Più di trecento pensionati di Macerata saranno domani (venerdì 12 febbraio) ad Ancona in Piazza del Plebiscito per protestare contro la riforma della Sanità, così come è stata concepita a Roma, prima, ed attuata, ora, nelle Marche. Una riforma che sta erodendo una dopo l’altra tutte le sacrosante conquiste del passato, che non erano altro – per chi avesse dubbi in proposito – che l’attuazione dell’articolo 32 della Costituzione. Insieme ai pensionati di Macerata scenderanno in piazza anche quelli provenienti dalle altre province, con uno schieramento compatto e trasversale che vede, fianco a fianco, i pensionati di CGIL, CISL ed UIL.
Nonostante la buona volontà del Sindacato Pensionati Italiani CGIL di non andare allo scontro con i vertici regionali sulla questione sanità, nonostante gli accordi stipulati in merito e scavalcati unilateralmente da Regione ed Asur che non hanno neppure preso in esame la possibilità di un confronto con la controparte istituzionale, noi dello SPI siamo ancora disponibili per un dialogo, ma che sia finalizzato chiaramente ad un riordino efficace della sanità regionale, senza ledere i diritti di nessuno, in particolare chi si trova ai margini della società.

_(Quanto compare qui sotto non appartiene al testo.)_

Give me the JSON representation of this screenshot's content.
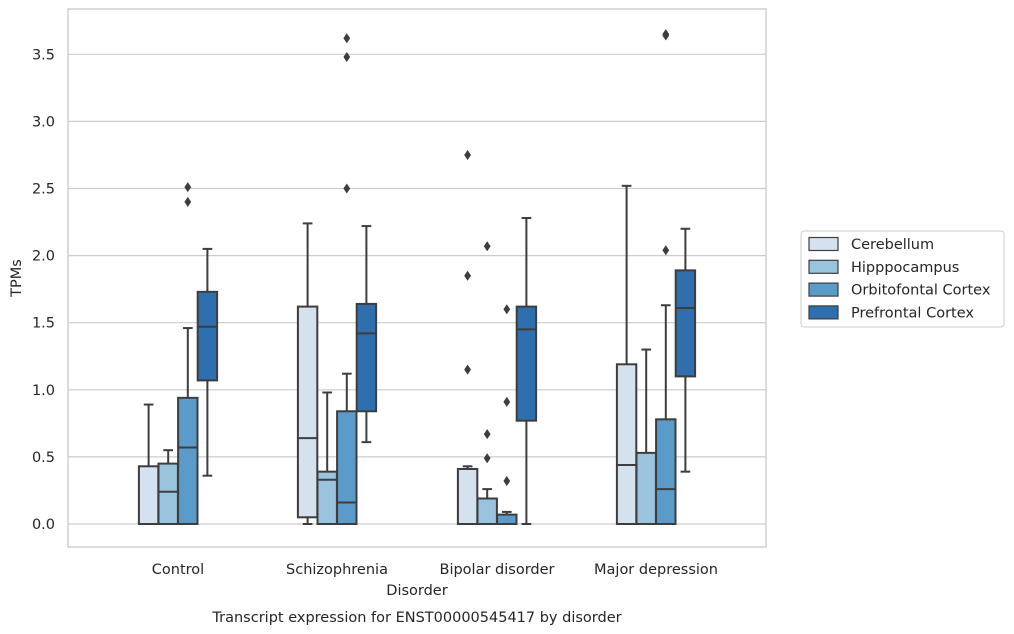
{
  "chart_data": {
    "type": "boxplot",
    "caption": "Transcript expression for ENST00000545417 by disorder",
    "xlabel": "Disorder",
    "ylabel": "TPMs",
    "ylim": [
      -0.17,
      3.82
    ],
    "yticks": [
      0.0,
      0.5,
      1.0,
      1.5,
      2.0,
      2.5,
      3.0,
      3.5
    ],
    "ytick_labels": [
      "0.0",
      "0.5",
      "1.0",
      "1.5",
      "2.0",
      "2.5",
      "3.0",
      "3.5"
    ],
    "grid": "horizontal",
    "legend_position": "right",
    "categories": [
      "Control",
      "Schizophrenia",
      "Bipolar disorder",
      "Major depression"
    ],
    "series": [
      {
        "name": "Cerebellum",
        "color": "#d4e2f0",
        "boxes": [
          {
            "q1": 0.0,
            "median": 0.0,
            "q3": 0.43,
            "whislo": 0.0,
            "whishi": 0.89,
            "fliers": []
          },
          {
            "q1": 0.05,
            "median": 0.64,
            "q3": 1.62,
            "whislo": 0.0,
            "whishi": 2.24,
            "fliers": []
          },
          {
            "q1": 0.0,
            "median": 0.0,
            "q3": 0.41,
            "whislo": 0.0,
            "whishi": 0.43,
            "fliers": [
              1.15,
              1.85,
              2.75
            ]
          },
          {
            "q1": 0.0,
            "median": 0.44,
            "q3": 1.19,
            "whislo": 0.0,
            "whishi": 2.52,
            "fliers": []
          }
        ]
      },
      {
        "name": "Hipppocampus",
        "color": "#9ac4dd",
        "boxes": [
          {
            "q1": 0.0,
            "median": 0.24,
            "q3": 0.45,
            "whislo": 0.0,
            "whishi": 0.55,
            "fliers": []
          },
          {
            "q1": 0.0,
            "median": 0.33,
            "q3": 0.39,
            "whislo": 0.0,
            "whishi": 0.98,
            "fliers": []
          },
          {
            "q1": 0.0,
            "median": 0.0,
            "q3": 0.19,
            "whislo": 0.0,
            "whishi": 0.26,
            "fliers": [
              0.49,
              0.67,
              2.07
            ]
          },
          {
            "q1": 0.0,
            "median": 0.0,
            "q3": 0.53,
            "whislo": 0.0,
            "whishi": 1.3,
            "fliers": []
          }
        ]
      },
      {
        "name": "Orbitofontal Cortex",
        "color": "#5b9bc9",
        "boxes": [
          {
            "q1": 0.0,
            "median": 0.57,
            "q3": 0.94,
            "whislo": 0.0,
            "whishi": 1.46,
            "fliers": [
              2.4,
              2.51
            ]
          },
          {
            "q1": 0.0,
            "median": 0.16,
            "q3": 0.84,
            "whislo": 0.0,
            "whishi": 1.12,
            "fliers": [
              2.5,
              3.48,
              3.62
            ]
          },
          {
            "q1": 0.0,
            "median": 0.0,
            "q3": 0.07,
            "whislo": 0.0,
            "whishi": 0.09,
            "fliers": [
              0.32,
              0.91,
              1.6
            ]
          },
          {
            "q1": 0.0,
            "median": 0.26,
            "q3": 0.78,
            "whislo": 0.0,
            "whishi": 1.63,
            "fliers": [
              2.04,
              3.64,
              3.65
            ]
          }
        ]
      },
      {
        "name": "Prefrontal Cortex",
        "color": "#2f6fad",
        "boxes": [
          {
            "q1": 1.07,
            "median": 1.47,
            "q3": 1.73,
            "whislo": 0.36,
            "whishi": 2.05,
            "fliers": []
          },
          {
            "q1": 0.84,
            "median": 1.42,
            "q3": 1.64,
            "whislo": 0.61,
            "whishi": 2.22,
            "fliers": []
          },
          {
            "q1": 0.77,
            "median": 1.45,
            "q3": 1.62,
            "whislo": 0.0,
            "whishi": 2.28,
            "fliers": []
          },
          {
            "q1": 1.1,
            "median": 1.61,
            "q3": 1.89,
            "whislo": 0.39,
            "whishi": 2.2,
            "fliers": []
          }
        ]
      }
    ]
  }
}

Lo SPI di Macerata denuncia in particolare il mancato potenziamento delle cure domiciliari, con un evidente danno per i non-autosufficienti, la mancata istituzione del Fondo Regionale di Solidarietà, il mancato convenzionamento di 400 posti-letto di Residenza Protetta per gli anziani non-autosufficienti, la mancata attivazione delle Case della Salute, anche per l’assenza di un accordo con i Medici di Famiglia.
Lo SPI denuncia altresì le decisioni unilaterali della Regione e dell’Asur, come la “scomparsa” dei posti-letto di lungodegenza e day-surgery (ciclo breve) dagli ospedali di Comunità ed il tentativo di “scippo” della contrattazione collettiva in Area Vasta, per accentrarla in Asur.
Sono queste le motivazioni alla base della manifestazione di Ancona, ove i pensionati dello SPI CGIL diranno NO ad una riorganizzazione decisa esclusivamente da Regione ed Asur; SI al dialogo sociale ed al confronto con cittadini e lavoratori, per evitare il declino dei servizi sanitari; SI ad una riforma vera del Servizio Sanitario Pubblico regionale, che metta però al centro i bisogni delle persone (e non quelli della ragioneria) e che rafforzi la medicina del TERRITORIO ed i SERVIZI SOCIO-SANITARI.